Com a estratégia, a União se isentaria de responsabilidade sobre eventuais efeitos colaterais de imunizantes

 

O governo federal quer criar termo de consentimento para a aplicação da vacina contra a covid-19 no Brasil. Com a estratégia, defendida pelo presidente Jair Bolsonaro, a União se isentará de responsabilidade sobre eventuais efeitos colaterais da vacina. Mas o presidente da Câmara, deputado Rodrigo Maia (DEM-RJ), disse que não vai acatar a medida.

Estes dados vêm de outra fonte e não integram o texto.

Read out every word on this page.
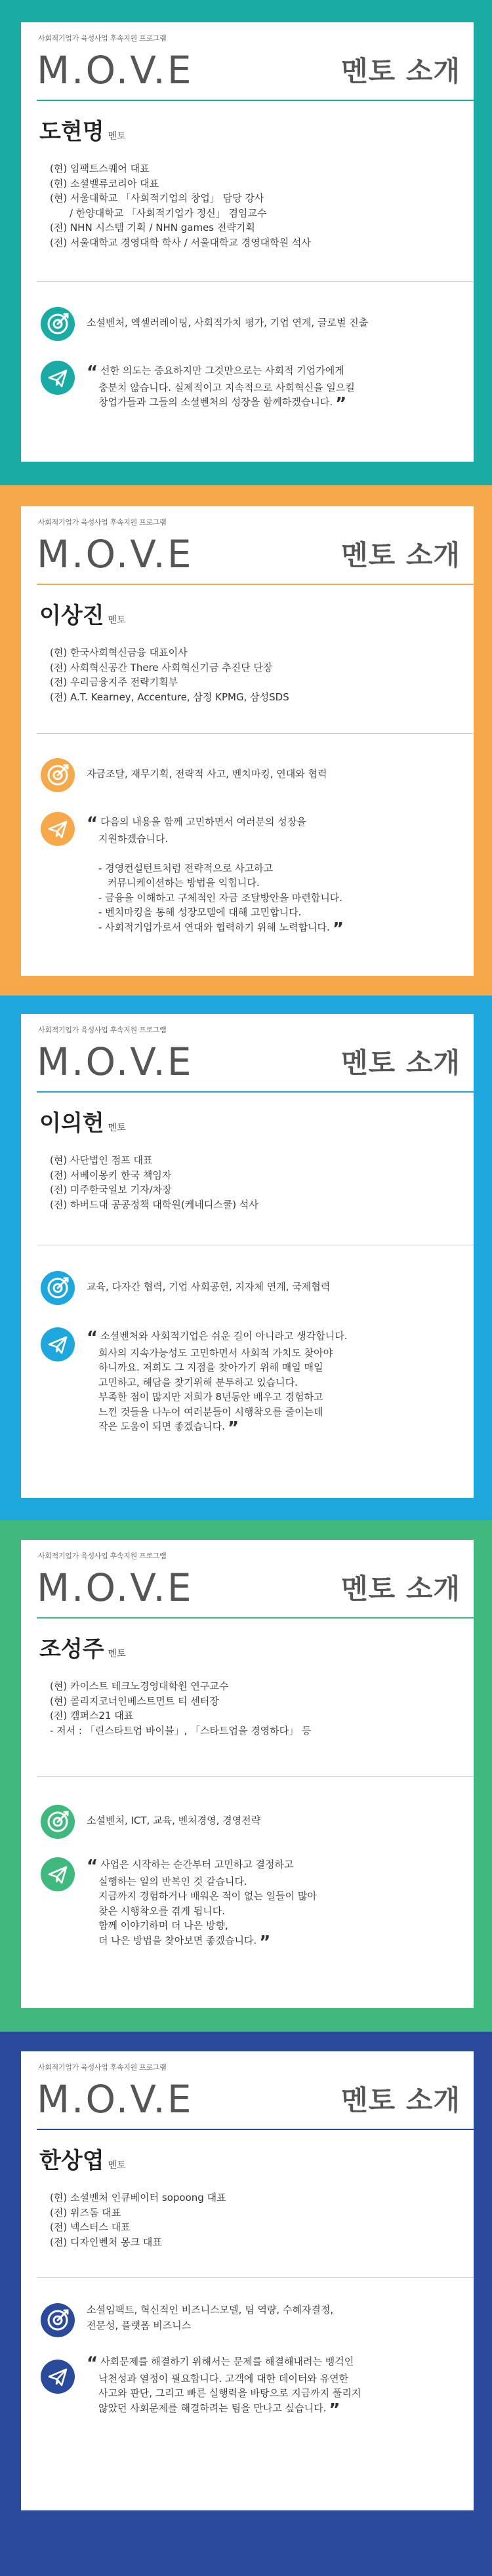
사회적기업가 육성사업 후속지원 프로그램
M.O.V.E	멘토 소개
도현명 멘토
(현) 임팩트스퀘어 대표
(현) 소셜밸류코리아 대표
(현) 서울대학교 「사회적기업의 창업」 담당 강사
/ 한양대학교 「사회적기업가 정신」 겸임교수
(전) NHN 시스템 기획 / NHN games 전략기획
(전) 서울대학교 경영대학 학사 / 서울대학교 경영대학원 석사
소셜벤처, 엑셀러레이팅, 사회적가치 평가, 기업 연계, 글로벌 진출
“ 선한 의도는 중요하지만 그것만으로는 사회적 기업가에게
충분치 않습니다. 실제적이고 지속적으로 사회혁신을 일으킬
창업가들과 그들의 소셜벤처의 성장을 함께하겠습니다. ”
사회적기업가 육성사업 후속지원 프로그램
M.O.V.E	멘토 소개
이상진 멘토
(현) 한국사회혁신금융 대표이사
(전) 사회혁신공간 There 사회혁신기금 추진단 단장
(전) 우리금융지주 전략기획부
(전) A.T. Kearney, Accenture, 삼정 KPMG, 삼성SDS
자금조달, 재무기획, 전략적 사고, 벤치마킹, 연대와 협력
“ 다음의 내용을 함께 고민하면서 여러분의 성장을
지원하겠습니다.

- 경영컨설턴트처럼 전략적으로 사고하고
커뮤니케이션하는 방법을 익힙니다.
- 금융을 이해하고 구체적인 자금 조달방안을 마련합니다.
- 벤치마킹을 통해 성장모델에 대해 고민합니다.
- 사회적기업가로서 연대와 협력하기 위해 노력합니다. ”
사회적기업가 육성사업 후속지원 프로그램
M.O.V.E	멘토 소개
이의헌 멘토
(현) 사단법인 점프 대표
(전) 서베이몽키 한국 책임자
(전) 미주한국일보 기자/차장
(전) 하버드대 공공정책 대학원(케네디스쿨) 석사
교육, 다자간 협력, 기업 사회공헌, 지자체 연계, 국제협력
“ 소셜벤처와 사회적기업은 쉬운 길이 아니라고 생각합니다.
회사의 지속가능성도 고민하면서 사회적 가치도 찾아야
하니까요. 저희도 그 지점을 찾아가기 위해 매일 매일
고민하고, 해답을 찾기위해 분투하고 있습니다.
부족한 점이 많지만 저희가 8년동안 배우고 경험하고
느낀 것들을 나누어 여러분들이 시행착오를 줄이는데
작은 도움이 되면 좋겠습니다. ”
사회적기업가 육성사업 후속지원 프로그램
M.O.V.E	멘토 소개
조성주 멘토
(현) 카이스트 테크노경영대학원 연구교수
(현) 콜리지코너인베스트먼트 티 센터장
(전) 캠퍼스21 대표
- 저서 : 「린스타트업 바이블」, 「스타트업을 경영하다」 등
소셜벤처, ICT, 교육, 벤처경영, 경영전략
“ 사업은 시작하는 순간부터 고민하고 결정하고
실행하는 일의 반복인 것 같습니다.
지금까지 경험하거나 배워온 적이 없는 일들이 많아
찾은 시행착오를 겪게 됩니다.
함께 이야기하며 더 나은 방향,
더 나은 방법을 찾아보면 좋겠습니다. ”
사회적기업가 육성사업 후속지원 프로그램
M.O.V.E	멘토 소개
한상엽 멘토
(현) 소셜벤처 인큐베이터 sopoong 대표
(전) 위즈돔 대표
(전) 넥스터스 대표
(전) 디자인벤처 몽크 대표
소셜임팩트, 혁신적인 비즈니스모델, 팀 역량, 수혜자결정,
전문성, 플랫폼 비즈니스
“ 사회문제를 해결하기 위해서는 문제를 해결해내려는 뱅걱인
낙천성과 열정이 필요합니다. 고객에 대한 데이터와 유연한
사고와 판단, 그리고 빠른 실행력을 바탕으로 지금까지 풀리지
않았던 사회문제를 해결하려는 팀을 만나고 싶습니다. ”
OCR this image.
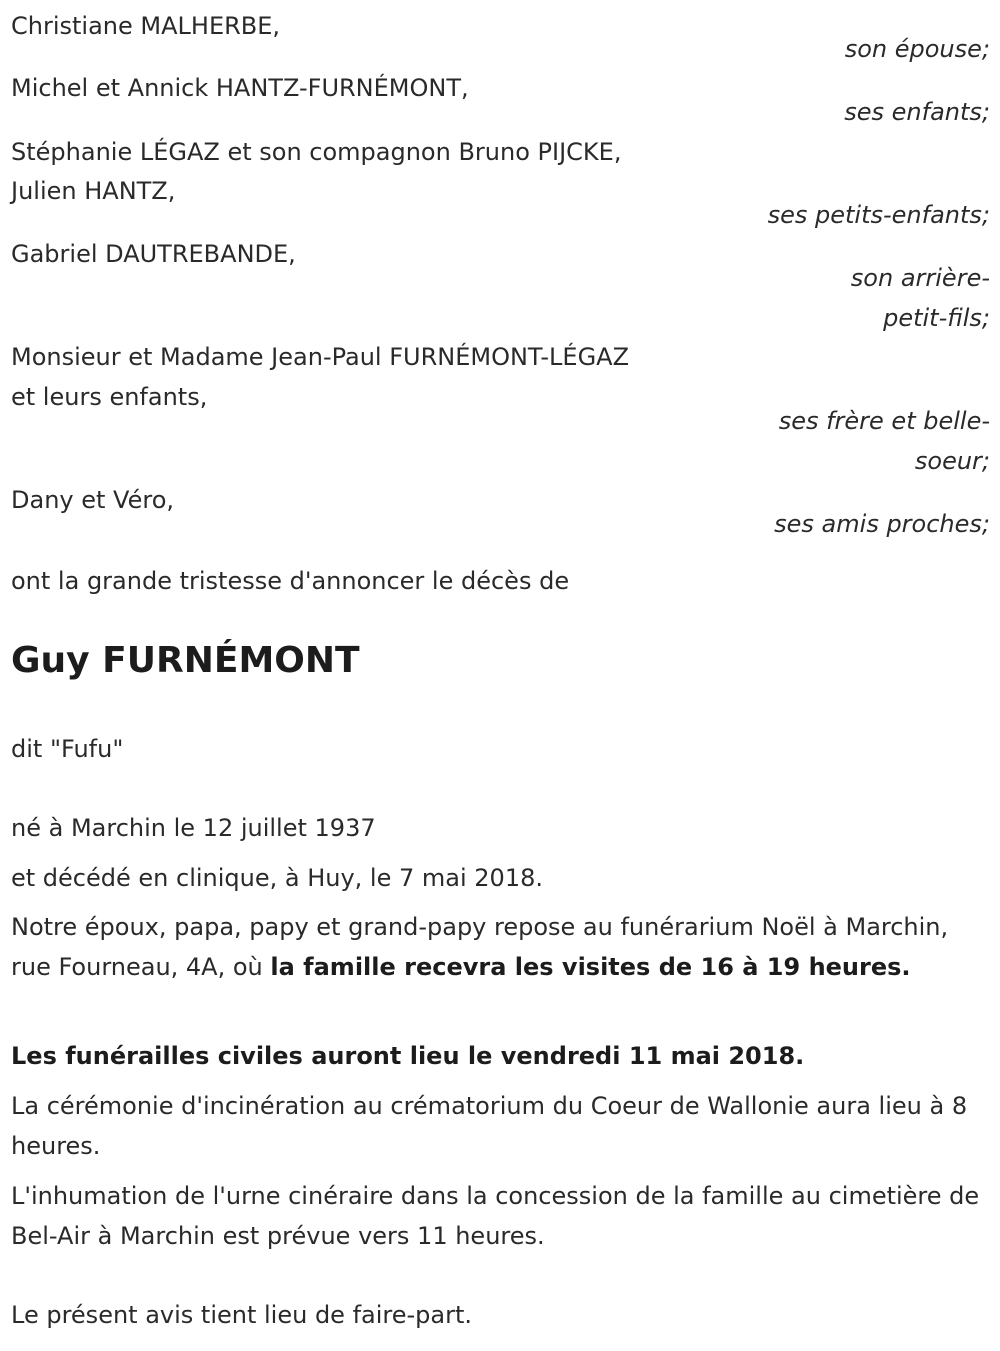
Christiane MALHERBE,
son épouse;
Michel et Annick HANTZ-FURNÉMONT,
ses enfants;
Stéphanie LÉGAZ et son compagnon Bruno PIJCKE,
Julien HANTZ,
ses petits-enfants;
Gabriel DAUTREBANDE,
son arrière-
petit-fils;
Monsieur et Madame Jean-Paul FURNÉMONT-LÉGAZ
et leurs enfants,
ses frère et belle-
soeur;
Dany et Véro,
ses amis proches;
ont la grande tristesse d'annoncer le décès de
Guy FURNÉMONT
dit "Fufu"
né à Marchin le 12 juillet 1937
et décédé en clinique, à Huy, le 7 mai 2018.
Notre époux, papa, papy et grand-papy repose au funérarium Noël à Marchin, rue Fourneau, 4A, où la famille recevra les visites de 16 à 19 heures.
Les funérailles civiles auront lieu le vendredi 11 mai 2018.
La cérémonie d'incinération au crématorium du Coeur de Wallonie aura lieu à 8 heures.
L'inhumation de l'urne cinéraire dans la concession de la famille au cimetière de Bel-Air à Marchin est prévue vers 11 heures.
Le présent avis tient lieu de faire-part.
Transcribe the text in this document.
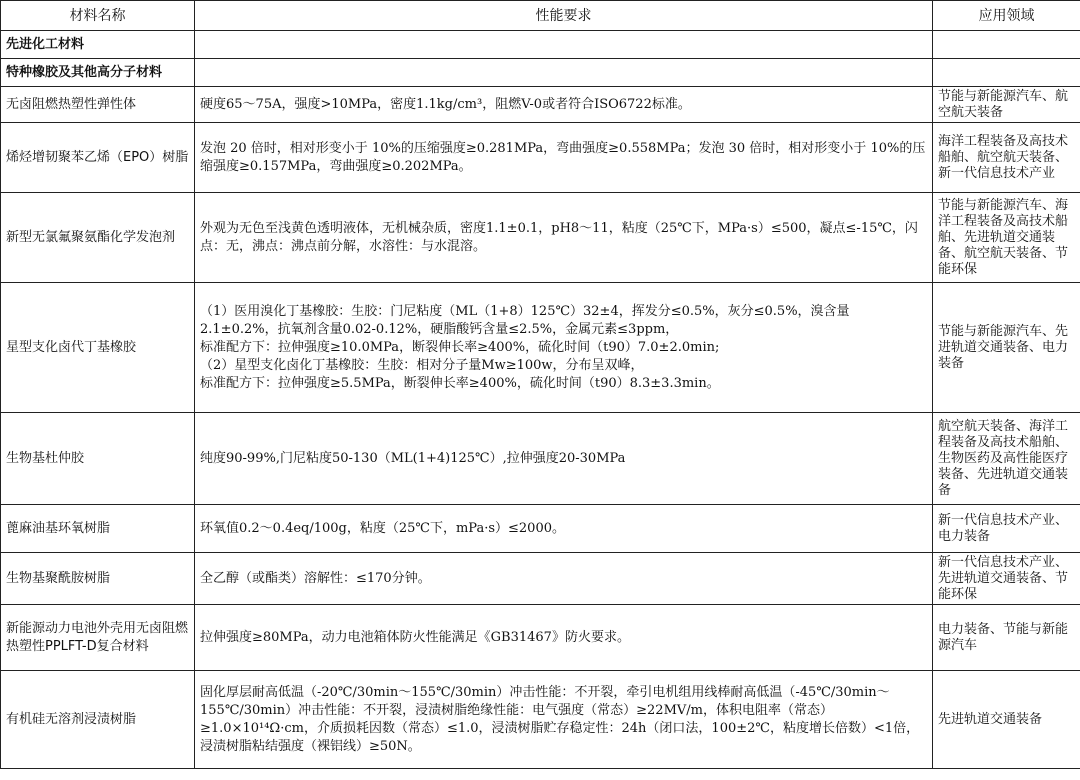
材料名称	性能要求	应用领域
先进化工材料		
特种橡胶及其他高分子材料		
无卤阻燃热塑性弹性体	硬度65～75A，强度>10MPa，密度1.1kg/cm³，阻燃V-0或者符合ISO6722标准。	节能与新能源汽车、航空航天装备
烯烃增韧聚苯乙烯（EPO）树脂	发泡 20 倍时，相对形变小于 10%的压缩强度≥0.281MPa，弯曲强度≥0.558MPa；发泡 30 倍时，相对形变小于 10%的压缩强度≥0.157MPa，弯曲强度≥0.202MPa。	海洋工程装备及高技术船舶、航空航天装备、新一代信息技术产业
新型无氯氟聚氨酯化学发泡剂	外观为无色至浅黄色透明液体，无机械杂质，密度1.1±0.1，pH8～11，粘度（25℃下，MPa·s）≤500，凝点≤-15℃，闪点：无，沸点：沸点前分解，水溶性：与水混溶。	节能与新能源汽车、海洋工程装备及高技术船舶、先进轨道交通装备、航空航天装备、节能环保
星型支化卤代丁基橡胶	（1）医用溴化丁基橡胶：生胶：门尼粘度（ML（1+8）125℃）32±4，挥发分≤0.5%，灰分≤0.5%，溴含量2.1±0.2%，抗氧剂含量0.02-0.12%，硬脂酸钙含量≤2.5%，金属元素≤3ppm，
标准配方下：拉伸强度≥10.0MPa，断裂伸长率≥400%，硫化时间（t90）7.0±2.0min;
（2）星型支化卤化丁基橡胶：生胶：相对分子量Mw≥100w，分布呈双峰，
标准配方下：拉伸强度≥5.5MPa，断裂伸长率≥400%，硫化时间（t90）8.3±3.3min。	节能与新能源汽车、先进轨道交通装备、电力装备
生物基杜仲胶	纯度90-99%,门尼粘度50-130（ML(1+4)125℃）,拉伸强度20-30MPa	航空航天装备、海洋工程装备及高技术船舶、生物医药及高性能医疗装备、先进轨道交通装备
蓖麻油基环氧树脂	环氧值0.2～0.4eq/100g，粘度（25℃下，mPa·s）≤2000。	新一代信息技术产业、电力装备
生物基聚酰胺树脂	全乙醇（或酯类）溶解性：≤170分钟。	新一代信息技术产业、先进轨道交通装备、节能环保
新能源动力电池外壳用无卤阻燃热塑性PPLFT-D复合材料	拉伸强度≥80MPa，动力电池箱体防火性能满足《GB31467》防火要求。	电力装备、节能与新能源汽车
有机硅无溶剂浸渍树脂	固化厚层耐高低温（-20℃/30min～155℃/30min）冲击性能：不开裂，牵引电机组用线棒耐高低温（-45℃/30min～155℃/30min）冲击性能：不开裂，浸渍树脂绝缘性能：电气强度（常态）≥22MV/m，体积电阻率（常态）≥1.0×10¹⁴Ω·cm，介质损耗因数（常态）≤1.0，浸渍树脂贮存稳定性：24h（闭口法，100±2℃，粘度增长倍数）<1倍，浸渍树脂粘结强度（裸铝线）≥50N。	先进轨道交通装备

A ideia era incluir a previsão do termo de consentimento no relatório da Medida Provisória que autoriza o ingresso do Brasil no Covax Facility, consórcio para compra de imunizantes liderado pela Organização Mundial da Saúde (OMS). A informação foi anunciada ontem pelo relator do texto, deputado Geninho Zuliani (DEM-SP), que se reuniu com Bolsonaro.

"O laboratório da Pfizer (que negocia 70 milhões de doses de vacina com o Brasil), no contrato ofertado ao governo federal, tem uma cláusula que tira a responsabilidade do laboratório para eventuais efeitos colaterais no futuro. O presidente quer repassar isso de forma segura, clara, transparente a todos que receberão a vacina. O termo jurídico é 'consentimento informado' ", disse Zuliani.

O governo ainda vai produzir um estudo jurídico sobre o tema. "Isso agora é competência do governo, de poder dialogar com a sociedade, com todos os ministérios, e criar esse termo de consentimento (...) para que todos possam tomar os imunizantes", disse o deputado.

Em conversa com apoiadores no Palácio da Alvorada anteontem, Bolsonaro já havia dito que quem quisesse tomar a vacina teria de assinar esse termo. "Tem gente que quer tomar, então toma. A responsabilidade é sua. Para quem está bem fisicamente, não tem de ter muita preocupação. A preocupação é o idoso, quem tem doença."

Maia rebateu. "Se o governo tiver interesse, apresente a emenda por um deputado, faça destaque e tente ganhar no plenário. Não pode o relator assumir a responsabilidade sobre um tema que não temos convencimento de que é o caminho correto, para aprovação dentro da medida provisória."

Repercussão. Para o médico e advogado sanitarista Daniel Dourado, a ideia é inconstitucional. "Os brasileiros têm o direito à saúde garantido pela Constituição, como direito social. O pressuposto da vacina é que não é experimental. A Anvisa ou vai ter de registrar ou vai ter de dar a autorização para liberação da vacina. Por isso não tem cabimento, não faz sentido esse termo de autorização que o presidente menciona", diz.

Especialistas dizem desconhecer a praxe de um termo de responsabilidade para vacinas, o que só ocorre quando passam por fase de testes. Se elas estiverem aprovadas, quem responde por ela é o órgão regulador e o governo. "Muito provavelmente vai ter um temor das pessoas de tomar a vacina. O governo não pode transferir a responsabilidade", afirma Celso Granato, infectologista e diretor clínico dofleury.